RCS’s budget for 2020 was just over $44 million for nearly 6,600 students. FCS’s budget was around $122 million for roughly 9,000 students, yet FCS is closing schools. Strike three.

Glenn White’s reliance on future E-LOST sales tax cash to build a mega-elementary school already has deep-pocketed opposition. This is likely to grow once parents experience their precious fifth graders being bused up to middle schools with teenagers, part of the plan to consolidate FCS middle schools as fifth through seventh grade. Strike four.

Based on census data, projected population growth in Floyd County (currently at just under 100,000) is only 2.66% through 2024. That’s a total growth across the next four years, which averages to about 660 people (not families) a year.

This “growth” is offset by natural attrition of deaths and people moving out of Floyd County, so any real population growth in all of Floyd County will be negligible.
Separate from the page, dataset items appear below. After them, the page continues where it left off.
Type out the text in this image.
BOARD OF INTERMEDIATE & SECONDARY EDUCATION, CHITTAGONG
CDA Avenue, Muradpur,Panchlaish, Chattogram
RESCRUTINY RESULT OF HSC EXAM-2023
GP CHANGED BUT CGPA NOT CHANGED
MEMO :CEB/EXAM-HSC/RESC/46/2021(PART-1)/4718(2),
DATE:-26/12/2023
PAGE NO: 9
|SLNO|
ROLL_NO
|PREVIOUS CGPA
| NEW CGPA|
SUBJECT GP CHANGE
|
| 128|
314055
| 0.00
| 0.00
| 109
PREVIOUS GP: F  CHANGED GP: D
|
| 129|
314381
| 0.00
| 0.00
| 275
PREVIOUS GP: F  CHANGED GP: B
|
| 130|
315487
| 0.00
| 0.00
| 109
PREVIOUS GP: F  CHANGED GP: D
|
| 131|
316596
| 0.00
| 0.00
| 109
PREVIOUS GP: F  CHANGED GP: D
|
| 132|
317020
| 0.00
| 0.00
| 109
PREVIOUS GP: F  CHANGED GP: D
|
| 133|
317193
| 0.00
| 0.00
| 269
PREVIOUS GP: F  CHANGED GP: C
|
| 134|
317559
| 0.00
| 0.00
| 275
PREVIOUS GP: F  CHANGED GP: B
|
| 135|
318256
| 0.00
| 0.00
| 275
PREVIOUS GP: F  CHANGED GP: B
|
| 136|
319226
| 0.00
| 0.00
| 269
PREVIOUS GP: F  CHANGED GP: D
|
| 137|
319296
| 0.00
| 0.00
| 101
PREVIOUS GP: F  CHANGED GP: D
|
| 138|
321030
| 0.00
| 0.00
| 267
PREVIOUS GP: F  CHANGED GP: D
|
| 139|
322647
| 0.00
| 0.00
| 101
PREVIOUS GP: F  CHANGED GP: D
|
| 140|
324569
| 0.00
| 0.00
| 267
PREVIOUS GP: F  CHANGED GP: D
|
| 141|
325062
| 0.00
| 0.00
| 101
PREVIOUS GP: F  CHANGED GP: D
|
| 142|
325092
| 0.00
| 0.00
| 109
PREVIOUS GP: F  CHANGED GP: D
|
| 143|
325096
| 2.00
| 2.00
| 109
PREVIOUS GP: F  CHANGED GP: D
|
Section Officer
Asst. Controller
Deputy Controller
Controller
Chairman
For example, from 2016 to 2019, the population only increased from 96,698 to 98,498 — just 1,530 people. Strike five.

By closing the only STEM-certified school in FCS (Cave Spring Elementary), the Floyd BOE effectively has eliminated public school access for 300 square miles (conservative estimate) in the southern half of Floyd County. Strike six.

Now that the decision to close schools and move students up into larger schools has been made, why not just skip the steps of building another multimillion-dollar school and begin to have talks with Rome City Schools about a unified/consolidated school system for all of Floyd County?

Because in five years or less, there will not be enough population or tax base to support two separate school systems. And, will the current Floyd BOE and Glenn White still be around to live with the consequences of their decisions?

I’m not writing to be a prophet of doom and gloom. I’m just looking at some straightforward data points and connecting the dots.

I hope I’m wrong. I hope Floyd County hits a couple of economic development home runs. I hope CSES can become a stand-alone charter STEM school bringing in families and students from a tri-county area, providing economic growth for this area.

Otherwise, this decision is a big “swing-and-a-miss” with the students, staff, teachers, and community of Cave Spring being told, “You’re out!”

John A. Page is pastor of Cave Spring United Methodist Church.